1. renewable hydrogen, which is water electrolysis with renewable electricity or processes based on biomass of sustainable origin; 
2. climate-neutral hydrogen, which is produced from methane via reformation with CCUS or pyrolisis. Two important conditions are in place for such hydrogen to be considered climate-neutral: no greenhouse gas emissions are to be released and no nuclear energy is to be used in the production processes.

To stimulate the production of renewable hydrogen the strategy foresees instruments such as investment subsidies for electrolysis systems, preferential treatment for network tariffs, green electricity subsidy allocations and change in connection costs, as well as a quota for the sale of renewable gases.

INFRASTRUCTURE AND STORAGE

On a system level, the strategy recognises the importance of PtX processes for sector-coupling. The importance of which stems for the target to achieve 100% renewable power supply nationally by 2030. 
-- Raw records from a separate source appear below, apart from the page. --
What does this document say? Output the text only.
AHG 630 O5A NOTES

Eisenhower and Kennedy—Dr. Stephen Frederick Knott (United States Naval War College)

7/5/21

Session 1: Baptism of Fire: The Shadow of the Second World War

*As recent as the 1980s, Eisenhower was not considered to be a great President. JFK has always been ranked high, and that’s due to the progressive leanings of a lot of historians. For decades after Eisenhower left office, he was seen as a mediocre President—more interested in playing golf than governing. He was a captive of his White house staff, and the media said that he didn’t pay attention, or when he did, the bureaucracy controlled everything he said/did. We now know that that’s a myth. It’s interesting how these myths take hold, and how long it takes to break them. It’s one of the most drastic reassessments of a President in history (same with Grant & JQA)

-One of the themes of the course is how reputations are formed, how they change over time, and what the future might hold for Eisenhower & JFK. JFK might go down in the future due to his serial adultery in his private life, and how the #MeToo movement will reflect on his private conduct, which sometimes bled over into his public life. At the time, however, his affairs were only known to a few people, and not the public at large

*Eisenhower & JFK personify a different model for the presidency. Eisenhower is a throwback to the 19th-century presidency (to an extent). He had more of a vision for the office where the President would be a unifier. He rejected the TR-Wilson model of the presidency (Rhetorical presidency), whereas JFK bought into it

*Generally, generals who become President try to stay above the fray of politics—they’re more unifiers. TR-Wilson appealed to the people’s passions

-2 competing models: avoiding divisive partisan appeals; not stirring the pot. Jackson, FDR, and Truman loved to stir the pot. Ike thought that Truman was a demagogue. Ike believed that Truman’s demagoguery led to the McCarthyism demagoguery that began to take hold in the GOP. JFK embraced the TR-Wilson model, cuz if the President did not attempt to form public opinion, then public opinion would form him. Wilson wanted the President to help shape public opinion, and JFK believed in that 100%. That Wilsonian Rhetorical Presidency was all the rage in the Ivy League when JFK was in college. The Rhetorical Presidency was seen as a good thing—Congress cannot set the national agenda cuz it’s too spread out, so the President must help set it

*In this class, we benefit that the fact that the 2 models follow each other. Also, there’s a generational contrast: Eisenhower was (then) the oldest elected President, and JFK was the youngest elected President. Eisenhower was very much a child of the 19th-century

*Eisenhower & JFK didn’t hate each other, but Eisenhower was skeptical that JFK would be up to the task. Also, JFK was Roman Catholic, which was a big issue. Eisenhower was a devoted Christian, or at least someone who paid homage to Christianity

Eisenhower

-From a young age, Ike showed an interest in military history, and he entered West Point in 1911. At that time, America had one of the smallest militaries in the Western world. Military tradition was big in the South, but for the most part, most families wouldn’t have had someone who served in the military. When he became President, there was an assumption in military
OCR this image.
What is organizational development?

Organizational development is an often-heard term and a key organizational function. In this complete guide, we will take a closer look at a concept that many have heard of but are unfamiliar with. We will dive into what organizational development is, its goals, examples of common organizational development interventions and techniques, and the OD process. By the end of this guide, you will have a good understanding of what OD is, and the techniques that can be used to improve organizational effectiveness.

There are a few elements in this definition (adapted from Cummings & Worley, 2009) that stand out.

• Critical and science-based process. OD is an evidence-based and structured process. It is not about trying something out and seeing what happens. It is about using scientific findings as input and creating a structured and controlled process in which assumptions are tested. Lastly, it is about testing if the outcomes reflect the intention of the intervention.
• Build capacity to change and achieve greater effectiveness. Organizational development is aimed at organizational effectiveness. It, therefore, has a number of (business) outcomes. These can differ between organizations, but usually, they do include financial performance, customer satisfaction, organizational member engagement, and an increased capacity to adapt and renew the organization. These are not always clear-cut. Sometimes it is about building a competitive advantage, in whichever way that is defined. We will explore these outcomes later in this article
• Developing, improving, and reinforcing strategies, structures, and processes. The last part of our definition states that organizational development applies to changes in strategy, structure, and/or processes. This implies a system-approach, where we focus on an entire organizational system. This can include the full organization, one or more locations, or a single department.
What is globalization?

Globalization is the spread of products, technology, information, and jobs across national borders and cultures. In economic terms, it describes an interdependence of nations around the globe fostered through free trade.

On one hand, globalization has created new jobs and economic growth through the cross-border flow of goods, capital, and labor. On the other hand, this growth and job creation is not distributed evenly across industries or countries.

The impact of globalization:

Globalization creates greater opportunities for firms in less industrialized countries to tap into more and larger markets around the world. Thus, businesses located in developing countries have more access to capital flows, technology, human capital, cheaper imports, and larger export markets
Specifically for gas infrastructure, the focus placed is on pure hydrogen infrastructure to supply industrial clusters and other large consumers. This is to be achieved through reconversion of existing natural gas pipelines. New hydrogen infrastructure is to be assessed on a case-by-case basis. Hydrogen blending is not seen as a viable option, considering the scarcity of renewable hydrogen, although an increase of the current limit of 10% of hydrogen in the natural gas grid will be examined. 

In relation to storage, short and medium capacity storage is to be done in appropriate containers, either in liquid or gaseous state. For long-term underground storage, further research and development, as well as improvements to the regulatory framework are needed.

END-USES

Mobility

In the various segments of road transport, an overlap of BEV and FCEV is expected. The application of hydrogen technologies in mobility is to occur in relation to long-ranges and high loads with short-refuelling times (e.g. buses, coaches, freight). Specifically for rail, the national goal for 2030 is to electrify 85% of the national rail network, with the remaining routes to be covered by battery-electric and hydrogen trains. Two sectors where hydrogen will play a key role for decarbonisation are aviation and water transport. As hydrogen or e-fuels are seen as the main feasible way to “electrify” these sectors.

Industry

The application of hydrogen to industry is to happen mainly in three sectors:

1. in the chemical industry, where existing fossil-based hydrogen is to be replaced with green or climate neutral hydrogen (e.g. ammonia production), as well as some of the existing natural gas consumption, which can also be replaced by hydrogen (e.g. methanol production);
2. in iron and steel production, climate neutral hydrogen can be used as reducing agent and energy carrier;
3. in other industrial processes (e.g. cement, and glass industries) where temperature requirements, process management, and other requirements, make direct electrification not viable.